Ghewar cake with gulkand and mango rabdi mousse step by step

  1. Instructions firstly, take ½ cup ghee and add chilled cold water in a mixer now add 1 cup maida in intervals with little chilled water further, add ½ cup chilled milk and give a rough mix..
  2. Additionally, add 1 cup of chilled water, 1 /2 tsp lemon juice and make a smooth flowing consistency batter. pour the 2 tbsp of batter keeping a good distance from hot oil. the batter will splatter and later the froth subsides. repeat 10-15 times pull the ghevar out once cooked, and drain off the oil completely.pour the sugar syrup over ghevar, keep aside..

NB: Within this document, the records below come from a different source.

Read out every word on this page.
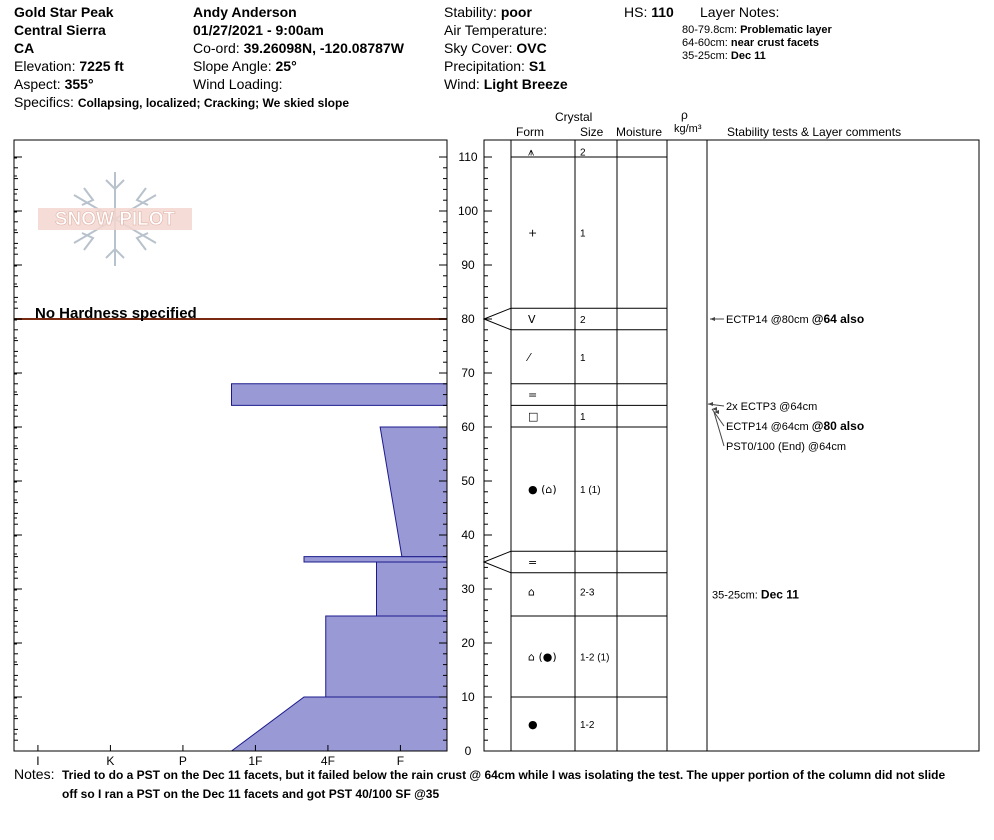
Gold Star Peak
Central Sierra
CA
Elevation: 7225 ft
Aspect: 355°
Specifics: Collapsing, localized; Cracking; We skied slope
Andy Anderson
01/27/2021 - 9:00am
Co-ord: 39.26098N, -120.08787W
Slope Angle: 25°
Wind Loading:
Stability: poor
Air Temperature:
Sky Cover: OVC
Precipitation: S1
Wind: Light Breeze
HS: 110 Layer Notes:
80-79.8cm: Problematic layer
64-60cm: near crust facets
35-25cm: Dec 11
Crystal
Form	Size Moisture
ρ
kg/m³ Stability tests & Layer comments
SNOW PILOT
0
10
20
30
40
50
60
70
80
90
100
110
I	K	P	1F	4F	F
⩚	2
+	1
V	2
⁄	1
=
□	1
● (⌂) 1 (1)
=
⌂	2-3
⌂ (●) 1-2 (1)
●	1-2
ECTP14 @80cm @64 also
2x ECTP3 @64cm
ECTP14 @64cm @80 also
PST0/100 (End) @64cm
35-25cm: Dec 11
No Hardness specified
Notes: Tried to do a PST on the Dec 11 facets, but it failed below the rain crust @ 64cm while I was isolating the test. The upper portion of the column did not slide
off so I ran a PST on the Dec 11 facets and got PST 40/100 SF @35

  3. For mango rabdi mousse Take ripe mangoes blend in a mixer jar. Make puree. add 1 cup puree and add 1 tbsp honey in a pan Let it mix well. Add 1 tsp lemon juice in it.keep to cool.
  4. Take a heavy bottom pan. Add milk & milk powder and let it cook on slow flame. add bread crumbs. After it thickens add elaichi powder, add kewra/rose essence cool and keep aside..
  5. For whipping cream Take 1/2 cup whipping cream & whip at high speed till soft peaks forms, keep aside.
  6. Now 1st layer the cream rabdi mixed with chopped mangoes on top of ghewar and make a base. For the second layer make gulkand rabdi & garnish with rose petals For 3rd layer make roses with mango rabdi mousse. Now make a mango rose with mango slices in the centre. Garnish with dry fruits, strawberry rose syrup. Serve cold.

I did mango mousse some days back and since then I was waiting to make this cake. I was waiting for mangoes from native. First thing I made from those mangoes is this cake. All my friends and family loved it. But this thandai cheesecake mousse did and the gulkand whipped cream was just the icing on the top!